Our research has also provided us with other extremely valuable information, but it does go to show how easy it is to make assumptions about what our market needs without asking the very end users as to what they actually want.

It will be interesting to see whether the public still hold the same views once the economy picks up or whether they will be more prepared to take a risk.

But then again, if you want your teeth fixed, you would go to see a dentist. Expert advice is always worth paying for.

No grieving over old procedures

NEW rules aimed at simplifying disciplinary and grievance procedures in the workplace are to be welcomed in the hope that issues will be nipped in the bud as they arise rather than ending up before an employment tribunal.

On April 6, the new 45-point ACAS Code of Practice on Disciplinary and Grievance Procedures was introduced, replacing previous legislation with a far simpler, but not legally binding, code.

You will no longer have to deal with issues in a fixed way but, if a case does go as far as a tribunal, compensation awards may be increased by up to 25 per cent if the employer failed unreasonably to follow the Code or decrease compensation by up to 25 per cent for an employee’s unreasonable failure.

The Code does not apply to redundancy dismissals or to the non-renewal of fixed term contracts. However, employers are still required to offer the employee an appeal against the decision. Some HR experts point out that during a recession, staff who have been made redundant or dismissed may feel they have nothing to lose by bringing a claim within the three month time limit and their case could still end up before an employment tribunal.

Estate agencies will need to take specific legal advice for each individual situation and keep written records, whilst also having dedicated policies about disciplinary, equal opportunities, bullying, harassment and discrimination in place.
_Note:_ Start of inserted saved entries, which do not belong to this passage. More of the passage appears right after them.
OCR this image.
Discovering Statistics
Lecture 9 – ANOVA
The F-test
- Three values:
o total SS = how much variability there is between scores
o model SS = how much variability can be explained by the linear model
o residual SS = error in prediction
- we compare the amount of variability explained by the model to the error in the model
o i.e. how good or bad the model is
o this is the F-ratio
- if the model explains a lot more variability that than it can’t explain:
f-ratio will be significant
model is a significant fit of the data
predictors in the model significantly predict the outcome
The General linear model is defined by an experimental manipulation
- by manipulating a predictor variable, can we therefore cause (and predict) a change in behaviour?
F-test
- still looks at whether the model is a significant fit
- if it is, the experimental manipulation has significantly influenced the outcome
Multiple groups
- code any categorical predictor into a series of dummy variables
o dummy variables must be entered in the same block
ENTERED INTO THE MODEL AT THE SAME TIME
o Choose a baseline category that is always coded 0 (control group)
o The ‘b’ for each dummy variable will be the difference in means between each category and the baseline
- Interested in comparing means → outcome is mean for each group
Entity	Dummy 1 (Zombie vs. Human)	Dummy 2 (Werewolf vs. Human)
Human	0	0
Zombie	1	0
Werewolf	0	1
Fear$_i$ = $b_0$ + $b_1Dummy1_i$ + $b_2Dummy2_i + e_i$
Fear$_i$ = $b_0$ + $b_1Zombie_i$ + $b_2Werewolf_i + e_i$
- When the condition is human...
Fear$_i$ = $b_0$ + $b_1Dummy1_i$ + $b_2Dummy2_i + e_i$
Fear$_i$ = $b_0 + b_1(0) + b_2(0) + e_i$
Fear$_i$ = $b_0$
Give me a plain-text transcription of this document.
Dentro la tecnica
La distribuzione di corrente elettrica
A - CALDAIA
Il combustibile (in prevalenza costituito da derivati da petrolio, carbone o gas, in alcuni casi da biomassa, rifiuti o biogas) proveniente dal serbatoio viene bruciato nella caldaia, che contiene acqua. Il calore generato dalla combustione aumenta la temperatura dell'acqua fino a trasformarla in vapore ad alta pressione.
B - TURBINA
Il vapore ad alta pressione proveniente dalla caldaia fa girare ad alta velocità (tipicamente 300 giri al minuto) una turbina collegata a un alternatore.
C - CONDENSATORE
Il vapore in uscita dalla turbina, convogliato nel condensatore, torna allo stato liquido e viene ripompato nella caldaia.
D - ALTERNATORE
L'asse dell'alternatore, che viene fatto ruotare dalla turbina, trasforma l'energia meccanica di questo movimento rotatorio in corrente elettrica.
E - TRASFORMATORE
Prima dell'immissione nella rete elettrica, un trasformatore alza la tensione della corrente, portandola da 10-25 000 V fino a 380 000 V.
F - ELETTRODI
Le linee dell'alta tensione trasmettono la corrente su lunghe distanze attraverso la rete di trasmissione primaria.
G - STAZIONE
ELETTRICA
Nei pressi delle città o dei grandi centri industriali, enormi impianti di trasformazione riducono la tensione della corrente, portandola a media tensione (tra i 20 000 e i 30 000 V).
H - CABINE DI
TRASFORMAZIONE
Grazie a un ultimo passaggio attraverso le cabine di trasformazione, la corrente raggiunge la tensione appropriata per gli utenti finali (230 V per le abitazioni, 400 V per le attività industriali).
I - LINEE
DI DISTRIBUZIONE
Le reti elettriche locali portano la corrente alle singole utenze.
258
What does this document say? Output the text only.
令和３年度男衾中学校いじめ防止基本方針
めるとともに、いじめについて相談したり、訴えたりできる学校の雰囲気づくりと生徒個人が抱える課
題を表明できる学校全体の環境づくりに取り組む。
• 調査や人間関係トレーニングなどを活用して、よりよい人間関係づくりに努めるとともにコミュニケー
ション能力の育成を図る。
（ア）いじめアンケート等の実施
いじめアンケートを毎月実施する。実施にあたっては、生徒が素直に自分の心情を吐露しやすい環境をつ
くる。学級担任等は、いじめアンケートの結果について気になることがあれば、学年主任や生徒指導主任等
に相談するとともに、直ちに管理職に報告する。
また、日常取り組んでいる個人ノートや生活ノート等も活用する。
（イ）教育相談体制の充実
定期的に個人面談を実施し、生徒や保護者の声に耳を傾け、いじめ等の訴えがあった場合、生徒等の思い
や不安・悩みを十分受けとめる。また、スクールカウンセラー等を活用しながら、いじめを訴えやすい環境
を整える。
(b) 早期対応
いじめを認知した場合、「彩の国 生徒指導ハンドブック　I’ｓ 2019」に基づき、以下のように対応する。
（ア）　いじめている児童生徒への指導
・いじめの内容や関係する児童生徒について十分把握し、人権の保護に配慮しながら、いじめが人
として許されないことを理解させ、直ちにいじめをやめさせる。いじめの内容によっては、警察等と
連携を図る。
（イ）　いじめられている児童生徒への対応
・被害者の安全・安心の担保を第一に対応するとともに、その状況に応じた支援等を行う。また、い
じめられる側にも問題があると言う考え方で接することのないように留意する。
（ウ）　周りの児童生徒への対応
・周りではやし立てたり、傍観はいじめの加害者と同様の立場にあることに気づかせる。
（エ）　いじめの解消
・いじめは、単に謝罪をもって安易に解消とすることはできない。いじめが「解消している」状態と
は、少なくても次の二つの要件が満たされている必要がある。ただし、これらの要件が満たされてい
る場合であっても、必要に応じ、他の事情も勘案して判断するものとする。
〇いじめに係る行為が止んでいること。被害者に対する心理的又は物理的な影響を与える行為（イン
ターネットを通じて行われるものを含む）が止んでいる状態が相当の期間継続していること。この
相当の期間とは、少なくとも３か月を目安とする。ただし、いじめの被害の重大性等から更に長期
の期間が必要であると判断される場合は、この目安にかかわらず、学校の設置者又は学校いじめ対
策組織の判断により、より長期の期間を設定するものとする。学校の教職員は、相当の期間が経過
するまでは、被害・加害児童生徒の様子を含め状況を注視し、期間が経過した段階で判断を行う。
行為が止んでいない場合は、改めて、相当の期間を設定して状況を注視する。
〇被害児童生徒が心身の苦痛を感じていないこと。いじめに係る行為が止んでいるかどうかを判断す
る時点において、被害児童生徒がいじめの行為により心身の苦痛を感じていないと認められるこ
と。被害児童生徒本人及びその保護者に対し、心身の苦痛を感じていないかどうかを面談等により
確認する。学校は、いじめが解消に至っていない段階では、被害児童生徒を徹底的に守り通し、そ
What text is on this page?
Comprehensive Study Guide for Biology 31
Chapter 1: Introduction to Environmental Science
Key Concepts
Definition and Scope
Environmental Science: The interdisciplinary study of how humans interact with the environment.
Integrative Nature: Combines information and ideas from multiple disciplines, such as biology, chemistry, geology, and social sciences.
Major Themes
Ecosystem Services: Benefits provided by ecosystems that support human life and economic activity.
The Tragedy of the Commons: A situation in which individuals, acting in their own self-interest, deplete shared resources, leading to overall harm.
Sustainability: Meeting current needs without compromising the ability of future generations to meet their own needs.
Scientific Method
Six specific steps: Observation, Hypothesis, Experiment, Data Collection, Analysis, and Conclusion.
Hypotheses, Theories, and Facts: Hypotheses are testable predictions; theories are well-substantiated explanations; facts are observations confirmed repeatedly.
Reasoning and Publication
Unity over cooling-off period so vital

NEW legislation concerning the introduction of a cooling off period for sellers has been given a frosty reception by estate agents. Now we at Spicerhaart are calling on other agents to join us and fight this unwieldy and unfair legislation through the courts.

Back in the March edition of Estate Agency News, I highlighted how under the ‘Cancellation of Contracts Made in a Consumer’s Home or Place of Work etc Regulations 2008’, consumers must now be given a ‘Notice of the Right to Cancel’ when certain contracts are made, advising them they have to do so within seven days of signing in their own home.

Trading Standards and the Office of Fair Trading are adamant this applies to estate agencies and are threatening legal action with a potential fine of up to £5,000 for those who flout the rules. We understand in parts of London, action is already being taken against some estate agents.

However, we don’t agree the rules apply to agents and will challenge this through the High Court if we can get sufficient backing from other agencies. We believe it is in all our interests to fight this and we are happy to lead the way, subject to other agencies getting involved and contributing towards the estimated £30,000 to £40,000 legal costs.

Our view is that under Schedule 3 of the Regulations, there is an exemption which states this does not apply to ‘A contract for the construction, sale or rental of immovable property’ with exemptions for home improvements such as double glaz

ing. Unless I’m mistaken, houses and flats are clearly immovable property!

Reluctantly, we ourselves have had to introduce new documentation alongside our existing contracts in order to comply until this matter can be clarified. However, if we don’t all fight this, there is talk of even more stringent regulations on the way, with the EU extending its cooling off legislation to 14 days and also covering lettings agreements. Who would want to go ahead and market a property knowing their initial costs might not be met?